My question is: In the context of security engineering, is trust an equivalence relation?

TL;DR: No, it's not.

The definition of "equivalence relation" that I'm familiar with in mathematics is, while equivalent to yours, much simpler to use to evaluate if something is or isn't an equivalence relation. An relation `~` is an equivalence relation if and only if it is:

• Reflexive: `A ~ A` for all `A`. In this case, it means "A trusts A." This is generally the case (it's not always the case, but people generally trust themselves to not be malicious to themselves).
• Transitive: If `A ~ B` and `B ~ C` then `A ~ C`. This is sometimes true for trust, but not always. I might trust that my friend won't lie to me, but just because he trusts someone who trusts you doesn't mean I trust you at all. This is a key concern of public-key crypto, as you can't directly trust everyone's key who you want to communicate with. Trust transitivity is complicated, and doesn't really hold in full generality (hence why PGP doesn't make "trusted introducer" transitive - your trusted introducer's trusted introducer isn't automatically trusted by you). Part of the issue with the CA system for TLS is it treats trust as transitive (if you trust someone to be a CA, and they trust someone else to be a CA, your browser automatically considers the someone else a valid CA). This is very much a "maybe" then, but it certainly doesn't exist to the degree required of an equivalence relation (for an equivalence relation, if `A ~ B ~ C ~ ... ~ Z`, then `A ~ Z`; the same is not true for trust).
• Symmetric: `A ~ B` if and only if `B ~ A` for all `A,B`. This is definitely not true of trust: you might well trust someone else who doesn't trust you. You implicitly trust your bank to some degree to manage money; they trust you far less (consider how much they pay you to keep your money and how much you pay them to borrow their money). You might trust Google with your data, but they aren't about to repay the favor.

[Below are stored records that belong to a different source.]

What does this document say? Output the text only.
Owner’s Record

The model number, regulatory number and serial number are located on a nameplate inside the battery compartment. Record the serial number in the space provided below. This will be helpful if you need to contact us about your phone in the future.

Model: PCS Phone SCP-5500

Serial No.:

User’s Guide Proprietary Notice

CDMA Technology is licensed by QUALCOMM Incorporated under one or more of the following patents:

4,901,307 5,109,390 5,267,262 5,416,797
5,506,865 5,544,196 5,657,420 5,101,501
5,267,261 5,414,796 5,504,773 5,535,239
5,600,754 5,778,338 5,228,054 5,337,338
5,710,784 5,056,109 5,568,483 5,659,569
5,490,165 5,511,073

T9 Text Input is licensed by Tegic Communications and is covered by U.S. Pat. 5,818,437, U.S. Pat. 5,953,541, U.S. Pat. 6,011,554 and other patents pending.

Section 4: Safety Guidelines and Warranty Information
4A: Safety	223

(Your definition is equivalent to this: `A ~ B` if and only if A and B are in the same equivalence class. The definition I used is used to show something is an equivalence relation, because it's nice to work with that way. Once you've shown something is an equivalence relation, then you break out your definition and divide some set into equivalence classes using it.)

Lastly, there's a technical requirement that trust doesn't satisfy:

• Excluded middle: For an equivalence relation (in fact, for the more general class of binary relation), either `A ~ B` or `!(A ~ B)`. There is no middle ground. This is certainly not true of trust: You trust different people different amounts; you might trust your spouse completely, trust a friend for the most part, and trust a drinking buddy only a little bit. So trust isn't really even in the class of things that can be an equivalence relation. The problem of transitivity is partly due to this -- transitivity means if `A ~ B` and `B ~ C` then `A ~ C`, and does not allow A to only sort of `~` C. You might trust a friend of a friend, but less than you'd trust that friend; at 10 degrees of separation, there's basically no trust left over.

So trust not only doesn't fulfill the technical requirements to be conceivably an equivalence relation, it doesn't fulfill two of the substantive requirements (it's not really transitive within the meaning of an equivalence relation, and certainly isn't symmetric).